As stated in the previus article, if you are an injured worker, proceed with caution in dealing with the claims examiner and the company’s doctor who is treating your work injury. Simply put.
One thing that always bothered me at my insurance company job was the tendency by Claims to deny basic medical care and then hide behind Utilization Review(UR) as a justification to do so. In fact, when UR was first introduced in California , Claims was told to put “everything” through UR since this was viewed as the solution to those “over-treating” doctors. Simple things such as aspirin, pain medications, physical therapy, X-rays or other diagnostic tests, were routinely denied because UR “said so”. The result was nothing less than a disaster since it seemed as though the whole medical treatment part of our cases came to screeching halt. Oftentimes it would get worse. The time frames for conducting a timely UR were rarely met. This would lead to medical care routinely denied because of a late UR. Of course, it took a while to correct this situation. After much litigation and years of delayed and denied medical care, the WCAB and the Courts made it clear that a late UR was invalid and could not be used to deny care. You would think that carriers would simply self-correct this problem and limit what treatment was put through UR. Some carriers did eventually make this move, to their credit. Better late than never!
Fast forward to today, and we still have an imperfect system for providing medical care to injured workers. Claims examiners still hide behind UR to deny medical care, even though the doctors who are requesting the treatment are basically selected by the insurance companies through a scheme called Medical Provider Networks. So you have a contract between the insurance company and the doctors that requires the doctor to provide care to injured workers within certain guidelines and with the goal of getting that injured worker back to work as soon as possible. On paper it sounds good, right? In practice, it’s bad detrimental to the injured worker. Why? Because, that doctor has an incentive to keep costs down at the expense of the patient/injured worker. Diagnostic tests tend to be limited. Workers are released from care right away especially in those Occupational Medicine clinics. Even with this incentive, some doctors may request certain types of treatment that truly is reasonable. Let them have it, you say. Well, not so simple. The claims examiner still has the right under current law to submit that request for care to their UR vendor. If UR says no, that’s it. Treatment denied. Lest I forget, even though we have an appeal process for UR denials called Independent Medical Review(IMR), the track record for this appeal system is appallingly in favor of carriers who deny treatment. Sort of like a rubber stamp.

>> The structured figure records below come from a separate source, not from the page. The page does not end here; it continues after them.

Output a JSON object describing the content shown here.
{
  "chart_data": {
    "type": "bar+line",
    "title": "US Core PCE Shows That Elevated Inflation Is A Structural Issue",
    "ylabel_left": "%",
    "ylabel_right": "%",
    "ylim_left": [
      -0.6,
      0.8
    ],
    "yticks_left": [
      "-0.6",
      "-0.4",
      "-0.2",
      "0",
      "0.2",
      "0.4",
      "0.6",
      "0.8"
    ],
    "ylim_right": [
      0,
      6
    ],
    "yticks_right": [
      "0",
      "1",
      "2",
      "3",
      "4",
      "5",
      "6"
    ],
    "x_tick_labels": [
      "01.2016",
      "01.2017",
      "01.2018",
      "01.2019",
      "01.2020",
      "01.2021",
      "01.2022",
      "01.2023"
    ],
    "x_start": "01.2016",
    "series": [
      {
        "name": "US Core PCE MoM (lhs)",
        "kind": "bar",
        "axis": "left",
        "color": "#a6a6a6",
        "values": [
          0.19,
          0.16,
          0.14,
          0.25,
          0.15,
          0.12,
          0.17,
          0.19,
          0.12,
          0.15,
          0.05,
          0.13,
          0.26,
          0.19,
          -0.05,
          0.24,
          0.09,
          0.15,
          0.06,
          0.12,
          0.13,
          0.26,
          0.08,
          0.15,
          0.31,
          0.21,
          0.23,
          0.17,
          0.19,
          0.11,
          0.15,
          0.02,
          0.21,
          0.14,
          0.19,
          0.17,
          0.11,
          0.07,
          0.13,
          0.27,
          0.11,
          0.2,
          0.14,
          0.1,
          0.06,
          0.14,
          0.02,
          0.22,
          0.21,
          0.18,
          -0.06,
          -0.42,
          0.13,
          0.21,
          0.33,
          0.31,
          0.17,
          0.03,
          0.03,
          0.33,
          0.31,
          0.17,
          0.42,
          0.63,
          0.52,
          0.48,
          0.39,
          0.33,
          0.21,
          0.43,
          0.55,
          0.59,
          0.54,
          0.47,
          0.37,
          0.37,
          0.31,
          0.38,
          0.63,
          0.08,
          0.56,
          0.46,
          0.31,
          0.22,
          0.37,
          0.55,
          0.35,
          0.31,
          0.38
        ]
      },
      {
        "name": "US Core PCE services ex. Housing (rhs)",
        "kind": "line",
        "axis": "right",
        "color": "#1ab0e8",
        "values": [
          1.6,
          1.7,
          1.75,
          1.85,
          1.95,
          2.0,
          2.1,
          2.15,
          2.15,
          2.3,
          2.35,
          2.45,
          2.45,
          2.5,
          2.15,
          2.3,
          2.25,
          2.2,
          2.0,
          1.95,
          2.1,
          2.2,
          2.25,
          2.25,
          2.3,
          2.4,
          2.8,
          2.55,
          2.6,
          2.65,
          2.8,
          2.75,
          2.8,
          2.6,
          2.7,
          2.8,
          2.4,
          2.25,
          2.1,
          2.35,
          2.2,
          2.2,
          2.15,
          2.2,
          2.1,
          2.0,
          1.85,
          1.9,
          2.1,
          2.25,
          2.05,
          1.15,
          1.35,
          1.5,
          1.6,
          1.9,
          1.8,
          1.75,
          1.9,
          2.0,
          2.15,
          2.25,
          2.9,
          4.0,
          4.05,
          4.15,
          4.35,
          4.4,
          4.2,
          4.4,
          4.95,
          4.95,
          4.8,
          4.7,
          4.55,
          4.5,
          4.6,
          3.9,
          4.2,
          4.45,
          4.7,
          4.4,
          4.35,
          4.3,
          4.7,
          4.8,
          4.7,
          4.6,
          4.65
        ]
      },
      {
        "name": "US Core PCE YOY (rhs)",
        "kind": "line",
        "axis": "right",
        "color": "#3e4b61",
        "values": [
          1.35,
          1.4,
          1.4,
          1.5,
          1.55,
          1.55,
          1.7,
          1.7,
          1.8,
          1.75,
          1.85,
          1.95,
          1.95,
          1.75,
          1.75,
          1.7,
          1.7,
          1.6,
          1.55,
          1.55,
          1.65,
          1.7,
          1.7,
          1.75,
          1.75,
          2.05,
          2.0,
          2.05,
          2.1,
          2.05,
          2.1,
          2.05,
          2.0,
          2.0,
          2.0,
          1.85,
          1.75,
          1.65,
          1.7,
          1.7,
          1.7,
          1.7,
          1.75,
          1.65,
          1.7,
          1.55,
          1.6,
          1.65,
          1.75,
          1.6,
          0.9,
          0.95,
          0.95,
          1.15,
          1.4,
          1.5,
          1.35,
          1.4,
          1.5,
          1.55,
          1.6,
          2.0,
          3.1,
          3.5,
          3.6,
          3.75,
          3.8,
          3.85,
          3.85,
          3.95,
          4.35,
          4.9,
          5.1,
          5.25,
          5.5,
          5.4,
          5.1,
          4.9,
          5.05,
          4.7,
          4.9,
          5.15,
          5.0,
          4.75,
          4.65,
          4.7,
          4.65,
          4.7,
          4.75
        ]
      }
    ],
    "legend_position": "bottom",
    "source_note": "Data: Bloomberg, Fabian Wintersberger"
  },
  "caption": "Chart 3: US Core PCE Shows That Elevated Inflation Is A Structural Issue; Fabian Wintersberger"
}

Back to my point about hiding behind UR. Carriers like to point out that UR simply follows the Medical Treatment Utilization Schedule(MTUS) which is the law of the land in California for judging medical care. MTUS in turn follows the ACOEM guidelines in many cases. It is interesting to note that ACOEM provides the following disclaimer at the beginning of the book:” The American College of Occupational and Environmental Medicine provides this segment of guidelines for practitioners and notes that decisions to adopt particular courses of actions must be made by trained practitioners on the basis of the available resources and the particular circumstances presented by the individual patient. Accordingly, the American College of Occupational and Environmental Medicine and OEM Health Information, Inc. disclaims responsibility for any injuries or damage resulting from actions taken by practitioners after considering these guidelines.” In other words, go ahead and use the guidelines, but if things go wrong, don’t blame us!
The whole point to providing medical care to injured workers should be to heal them as much as possible so they can go back to work and live their lives. Sometimes this happens, but there are many cases where it does not. This is where I saw UR used as a tool to deny recommended medical care. What happens is that the treating doctor asks for a course of treatment—medications, diagnostic tests, therapy, surgery, and Claims sends it to UR, which then denies the request. Once denied, the claims examiner will not budge even though the requested treatment may appear to be reasonable and the treating doctor has explained why the treatment is appropriate. Keep in mind that Claims can authorize medical treatment without going through UR, if it wants. Claims examiners are trained and told not to override UR decisions. The result is a denial of medical care, even when it should be provided. The injured worker does not heal and may get worse. Recent case law (Hikada) found that any increase in permanent disability from improper medical care is actually compensable under workers' compensation law. What about the increase in PD due to a denial of medical care? I suspect this is a more frequent result than people realize. With IMR, things don’t change much due to IMR's tendency to uphold the denial of care. Even if the treatment dispute went before a judge, the examiner would usually say “Let the judge decide" instead of simply providing the treatment to keep the case moving forward. The result was even more delay in providing care. When I left my insurance job in 2016, the one thing I wanted to see improved was the unshackling of medical care from the restraints of UR. This would have allowed cases to proceed a lot quicker, with less administrative and litigation costs, and likely with better results for injured workers from the medical side as well. In the end, this would result in real cost savings for employers and carriers. Hopefully, in 2018, when the revised Labor Code 4610 goes into effect, more insurance companies will realize it is cheaper to simply authorize the majority of medical care requested by their MPN doctors without going through UR.